Pytany, czy osiągnięto porozumienie co do sposobu wyłaniania członków KRS, prezydent odpowiedział: "w zasadzie tak". Odnosząc się do stwierdzenia, że poseł Stanisław Piotrowicz wypowiada się w odmiennym tonie, prezydent powiedział: "Nie bardzo rozumiem dramatyzm tych wypowiedzi". "Z moich rozmów z panem ministrem Pawłem Muchą, moim przedstawicielem, który spotyka się z panem przewodniczącym Piotrowiczem, wynika, że w 80 proc. osiągnięto porozumienie" - wskazał.
"Oczywiście jest jeszcze kilka kwestii do domówienia, doprecyzowania" - dodał. "W kilku punktach do zmian dąży Prawo i Sprawiedliwość. Na przykład chce wykluczenia czynnika społecznego z Izby Dyscyplinarnej. Ja nie bardzo chcę się na to zgodzić. Uważam, że czynnik społeczny, czyli wybierani przez Senat ławnicy powinni być obecni w Izbie Dyscyplinarnej i patrzeć na to, jak sędziowie są przez tę Izbę oceniani, bo temu Izba Dyscyplinarna ma przede wszystkim służyć" - podkreślił Duda.
Prezydent powiedział, że ma wątpliwości co do orzekania sądu w Izbie Dyscyplinarnej w składzie jednego sędziego. "Uważam, że powinien być to skład przynajmniej trzyosobowy, ponieważ mamy tu do czynienia z decyzjami w kluczowych kwestiach - jak wykonywanie zawodu przez sędziego" - wyjaśnił.
"Takich elementów wciąż omawianych z PiS jest jeszcze kilka, ale zasadniczo zdecydowana większość rzeczy jest już przyjęta" - dodał.
Andrzej Duda o Ukrainie
"Rozważamy to cały czas" - powiedział prezydent Andrzej Duda, pytany przez "Nasz Dziennik", czy wybiera się w grudniu na Ukrainę. Poinformował, że pragnie odwiedzić groby Polaków w Charkowie; przypomniał też, że 17 stycznia Polska obejmie miejsce w Radzie Bezpieczeństwa ONZ, gdzie sprawa Ukrainy będzie poruszana.

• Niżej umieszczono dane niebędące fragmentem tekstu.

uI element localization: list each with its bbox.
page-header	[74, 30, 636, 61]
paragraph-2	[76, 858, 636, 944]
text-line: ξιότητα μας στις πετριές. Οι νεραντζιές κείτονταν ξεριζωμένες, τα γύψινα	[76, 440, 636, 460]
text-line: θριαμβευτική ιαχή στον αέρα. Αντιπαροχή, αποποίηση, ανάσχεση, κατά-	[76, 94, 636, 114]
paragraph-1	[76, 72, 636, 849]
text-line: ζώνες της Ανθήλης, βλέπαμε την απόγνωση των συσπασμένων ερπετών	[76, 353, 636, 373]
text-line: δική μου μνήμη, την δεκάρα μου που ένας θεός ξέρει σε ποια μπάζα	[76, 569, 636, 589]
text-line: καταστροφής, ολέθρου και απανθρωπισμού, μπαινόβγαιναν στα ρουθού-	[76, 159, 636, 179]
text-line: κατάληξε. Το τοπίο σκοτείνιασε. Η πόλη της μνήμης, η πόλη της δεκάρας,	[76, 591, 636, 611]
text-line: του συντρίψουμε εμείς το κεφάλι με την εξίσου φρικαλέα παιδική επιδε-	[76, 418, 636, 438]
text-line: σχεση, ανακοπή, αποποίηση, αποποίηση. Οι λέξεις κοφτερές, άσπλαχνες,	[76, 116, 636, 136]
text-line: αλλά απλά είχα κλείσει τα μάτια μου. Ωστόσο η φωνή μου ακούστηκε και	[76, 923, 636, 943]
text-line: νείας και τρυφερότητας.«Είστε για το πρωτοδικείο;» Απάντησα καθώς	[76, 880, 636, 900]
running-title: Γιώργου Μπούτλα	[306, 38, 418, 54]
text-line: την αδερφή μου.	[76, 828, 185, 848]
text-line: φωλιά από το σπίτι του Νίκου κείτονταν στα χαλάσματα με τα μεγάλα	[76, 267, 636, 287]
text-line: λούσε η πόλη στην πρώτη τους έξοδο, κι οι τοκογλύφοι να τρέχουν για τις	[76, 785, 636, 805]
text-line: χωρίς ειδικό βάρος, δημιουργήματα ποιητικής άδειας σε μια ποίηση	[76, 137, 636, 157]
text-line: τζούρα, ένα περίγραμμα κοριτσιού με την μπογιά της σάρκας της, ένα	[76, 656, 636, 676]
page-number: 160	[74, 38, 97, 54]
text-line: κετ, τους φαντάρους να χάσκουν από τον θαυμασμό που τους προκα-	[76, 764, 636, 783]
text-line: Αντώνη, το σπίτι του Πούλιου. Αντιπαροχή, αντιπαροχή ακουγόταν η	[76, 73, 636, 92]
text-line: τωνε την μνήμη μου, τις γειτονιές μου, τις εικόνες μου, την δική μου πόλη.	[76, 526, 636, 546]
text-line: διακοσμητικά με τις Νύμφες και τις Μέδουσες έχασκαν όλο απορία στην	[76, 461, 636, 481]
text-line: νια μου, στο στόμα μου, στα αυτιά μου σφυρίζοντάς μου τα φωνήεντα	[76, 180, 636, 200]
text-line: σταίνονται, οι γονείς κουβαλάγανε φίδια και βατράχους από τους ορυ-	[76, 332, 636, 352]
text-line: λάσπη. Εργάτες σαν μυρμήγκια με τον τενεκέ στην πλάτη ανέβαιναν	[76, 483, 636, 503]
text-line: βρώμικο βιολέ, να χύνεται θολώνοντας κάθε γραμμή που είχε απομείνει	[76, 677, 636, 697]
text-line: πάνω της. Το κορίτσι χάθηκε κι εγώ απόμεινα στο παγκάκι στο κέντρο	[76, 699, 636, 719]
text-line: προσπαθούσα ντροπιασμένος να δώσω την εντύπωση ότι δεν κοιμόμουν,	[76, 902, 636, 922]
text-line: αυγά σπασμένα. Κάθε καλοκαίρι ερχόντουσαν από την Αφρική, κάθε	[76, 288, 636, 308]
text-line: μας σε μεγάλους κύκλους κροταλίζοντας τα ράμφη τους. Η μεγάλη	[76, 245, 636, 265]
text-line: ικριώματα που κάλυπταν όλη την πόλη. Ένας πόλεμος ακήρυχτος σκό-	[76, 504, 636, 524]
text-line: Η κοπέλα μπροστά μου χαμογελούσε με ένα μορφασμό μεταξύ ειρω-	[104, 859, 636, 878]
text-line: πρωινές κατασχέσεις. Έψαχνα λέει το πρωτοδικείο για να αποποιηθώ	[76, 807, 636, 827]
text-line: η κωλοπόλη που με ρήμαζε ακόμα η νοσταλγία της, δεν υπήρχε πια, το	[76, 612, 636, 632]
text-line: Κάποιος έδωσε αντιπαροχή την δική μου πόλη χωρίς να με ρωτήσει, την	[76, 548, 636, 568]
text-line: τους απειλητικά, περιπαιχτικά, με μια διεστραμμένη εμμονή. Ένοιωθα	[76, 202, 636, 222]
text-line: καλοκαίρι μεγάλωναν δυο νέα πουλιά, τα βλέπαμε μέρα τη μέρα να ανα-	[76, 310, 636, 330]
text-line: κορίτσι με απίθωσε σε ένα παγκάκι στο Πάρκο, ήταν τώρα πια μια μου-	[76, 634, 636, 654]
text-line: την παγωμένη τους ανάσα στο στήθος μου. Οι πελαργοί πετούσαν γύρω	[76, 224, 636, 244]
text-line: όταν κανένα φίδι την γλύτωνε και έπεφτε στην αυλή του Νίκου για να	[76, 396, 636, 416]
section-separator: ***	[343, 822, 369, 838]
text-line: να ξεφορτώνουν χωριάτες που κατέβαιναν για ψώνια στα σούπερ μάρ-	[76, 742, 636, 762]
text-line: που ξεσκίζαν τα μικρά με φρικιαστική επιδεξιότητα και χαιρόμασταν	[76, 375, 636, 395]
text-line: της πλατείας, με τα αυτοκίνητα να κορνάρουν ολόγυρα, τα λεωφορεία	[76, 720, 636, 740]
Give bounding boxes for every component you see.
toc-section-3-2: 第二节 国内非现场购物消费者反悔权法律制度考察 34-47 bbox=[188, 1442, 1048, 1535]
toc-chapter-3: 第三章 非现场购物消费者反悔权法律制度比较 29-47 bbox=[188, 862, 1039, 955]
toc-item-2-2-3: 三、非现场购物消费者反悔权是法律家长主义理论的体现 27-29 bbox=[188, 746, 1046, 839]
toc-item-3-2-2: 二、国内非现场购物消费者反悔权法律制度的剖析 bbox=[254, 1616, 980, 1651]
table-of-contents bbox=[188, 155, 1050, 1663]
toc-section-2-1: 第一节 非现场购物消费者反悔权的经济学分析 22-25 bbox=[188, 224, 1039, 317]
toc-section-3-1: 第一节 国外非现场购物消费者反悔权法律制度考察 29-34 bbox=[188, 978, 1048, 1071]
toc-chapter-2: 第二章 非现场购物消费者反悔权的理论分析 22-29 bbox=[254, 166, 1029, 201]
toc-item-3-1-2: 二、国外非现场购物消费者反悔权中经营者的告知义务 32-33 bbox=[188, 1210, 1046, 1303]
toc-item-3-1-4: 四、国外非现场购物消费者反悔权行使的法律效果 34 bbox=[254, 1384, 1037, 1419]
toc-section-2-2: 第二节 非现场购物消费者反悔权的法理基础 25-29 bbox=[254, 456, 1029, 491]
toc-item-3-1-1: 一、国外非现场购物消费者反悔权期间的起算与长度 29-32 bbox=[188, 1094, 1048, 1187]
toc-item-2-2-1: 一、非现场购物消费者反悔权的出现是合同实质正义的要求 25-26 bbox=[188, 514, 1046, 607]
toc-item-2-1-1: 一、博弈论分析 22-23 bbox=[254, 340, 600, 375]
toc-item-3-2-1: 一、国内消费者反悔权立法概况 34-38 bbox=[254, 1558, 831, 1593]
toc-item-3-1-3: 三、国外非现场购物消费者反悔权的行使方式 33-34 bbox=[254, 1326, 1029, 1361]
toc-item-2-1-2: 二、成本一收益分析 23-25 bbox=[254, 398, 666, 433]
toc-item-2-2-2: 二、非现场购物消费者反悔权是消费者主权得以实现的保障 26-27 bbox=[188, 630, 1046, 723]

"Ta sprawa ma kilka aspektów. Jeden to moje osobiste pragnienie odwiedzenia grobów Polaków w Charkowie. Jest to kwestia bardzo ważna dla mnie osobiście i także jako prezydenta. Natomiast drugi element ma związek z tym, że za nieco ponad dwa miesiące, na posiedzeniu 17 stycznia obejmiemy miejsce w Radzie Bezpieczeństwa Organizacji Narodów Zjednoczonych, gdzie sprawa Ukrainy będzie poruszana. A to ma być właśnie wizyta, która powinna służyć spojrzeniu na to, jak wygląda sytuacja w regionie donieckim i regionie ługańskim" - powiedział prezydent w wywiadzie.
"Jednocześnie mamy też niedobre sygnały ze strony ukraińskiej, które dla mnie jako prezydenta Rzeczypospolitej są nie do przyjęcia. Nie godzę się na to, aby ludzie, którzy zajmują eksponowane stanowiska we władzach ukraińskich, głosili poglądy, które są de facto antypolskie" - dodał.
Odnosząc się do stwierdzenia, że w Polsce nie ma takiego problemu, by politycy obozu rządowego głosili hasła antyukraińskie, prezydent zauważył: "Właśnie, i mamy prawo oczekiwać tego samego od drugiej strony".